Au moment où j’écris, je m’apprête à regarder Slovaquie – Nouvelle-Zélande. C’est juste pour dire à quel
point je suis impliqué. Bien sûr, je compte m’endormir devant, et me réveiller à 15h56, histoire d’avoir 4 minutes pour récupérer avant les matchs du groupe G, seul groupe intéressant de cette
Coupe du monde.
Mais c’est alors que… quoi ? On m’annonce quoi ? Que tout va changer.
Pour la France, je veux dire.
L’équipe nous apprend que Gourcuff et Govou devraient faire les frais d’un remaniement radical. Je m’interroge, je me renseigne, et j’apprends que ce bouleversement consiste tout simplement à fermer la parenthèse 4-3-3, pour revenir au 4-4-2 que tout le monde décriait, avec Malouda à gauche, et sans doute Anelka - Gignac devant.

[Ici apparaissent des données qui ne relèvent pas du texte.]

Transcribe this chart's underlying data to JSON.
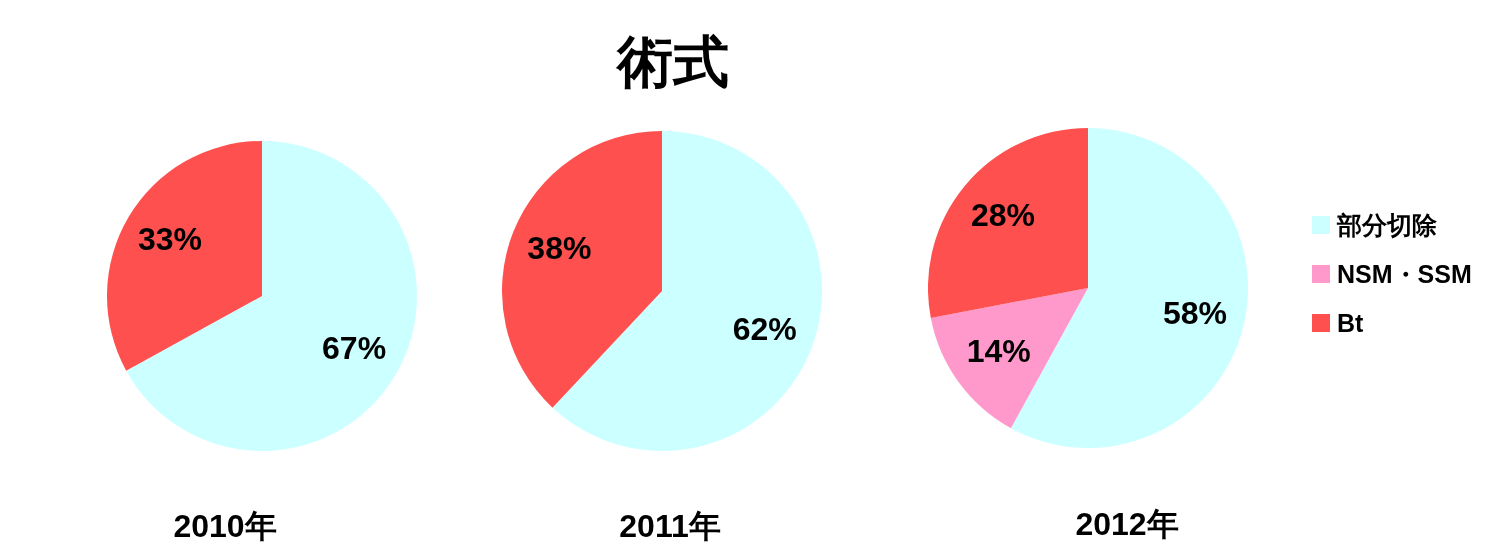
{
  "chart_data": [
    {
      "type": "other",
      "title": "術式"
    },
    {
      "type": "pie",
      "title": "2010年",
      "categories": [
        null,
        null
      ],
      "values": [
        67,
        33
      ],
      "colors": [
        "#ccffff",
        "#ff5050"
      ],
      "value_labels": [
        "67%",
        "33%"
      ]
    },
    {
      "type": "pie",
      "title": "2011年",
      "categories": [
        null,
        null
      ],
      "values": [
        62,
        38
      ],
      "colors": [
        "#ccffff",
        "#ff5050"
      ],
      "value_labels": [
        "62%",
        "38%"
      ]
    },
    {
      "type": "pie",
      "title": "2012年",
      "categories": [
        "部分切除",
        "NSM・SSM",
        "Bt"
      ],
      "values": [
        58,
        14,
        28
      ],
      "colors": [
        "#ccffff",
        "#ff99cc",
        "#ff5050"
      ],
      "value_labels": [
        "58%",
        "14%",
        "28%"
      ],
      "legend": "right"
    }
  ]
}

Interrogeons-nous : pourquoi tout le monde va s’emballer pour le système que tout le monde conspuait ? Pourquoi plus personne ne va se plaindre que Ribéry joue à droite ? Pourquoi sommes-nous ravis de retrouver deux milieux défensifs ?
Parce que le système, on s’en fout. La question, ce n’est jamais de savoir comment on joue. Et d’ailleurs, les 11 joueurs choisis aussi, on s’en fout. Plus précisément, on se fiche de ces deux choses quand elles sont pensées indépendamment l’une de l’autre. La seule question intéressante, c’est celle qui celle qui se demande quels joueurs on met titulaires dans quel système.
Et c'est pour répondre à cette question, que Domenech est nul. Son schéma tactique n'a rien de contstable, de même que sa sélection n'est pas complètement délirante.
C’est sa cuisine, qui est nulle.
Schéma tactique + titulaires choisis = Bouillie dégueulasse.
Sauf que là, ça y est.
De même que le 4-3-3 avait été suscité par la blessure de Diarra, ce retour au 4-4-2 est légitimé par le niveau de jeu de Diaby. Bien sûr, vu que Domenech a le même défaut quand il choisi 23 joueurs que lorsqu’il en choisit 11, on ne pourra pas faire de changement sans perturber l’organisation ou amoindrir le niveau de jeu global de l’équipe (Henry rentrera à la place d’Anelka ou Gignac, et Valbuena à la place de Ribéry, et en cas de difficultés, Domenech n'aura jamais le courage de mettre Gourcuff à la place d'un milieu défensif). Mais le 11 de départ est un peu rassurant.
Et quand on regarde les 11 de départ de 1998 (Guivarch, Karembeu, Djorkaeff… Leboeuf en finale…) on se dit que tout est possible.
Les deux pieds décollés n’ont rien à redire à ce (re)nouveau 4-4-2. Certes, je mettrais bien Govou à droite (arrière droit, bien sûr : il défend bien, parait-il – pourquoi ne pas faire, dans le foot moderne, comme le Brésil avec Bastos ?), mais l’audace de cette idée révolutionnaire va m’attirer les foudres des commentateurs.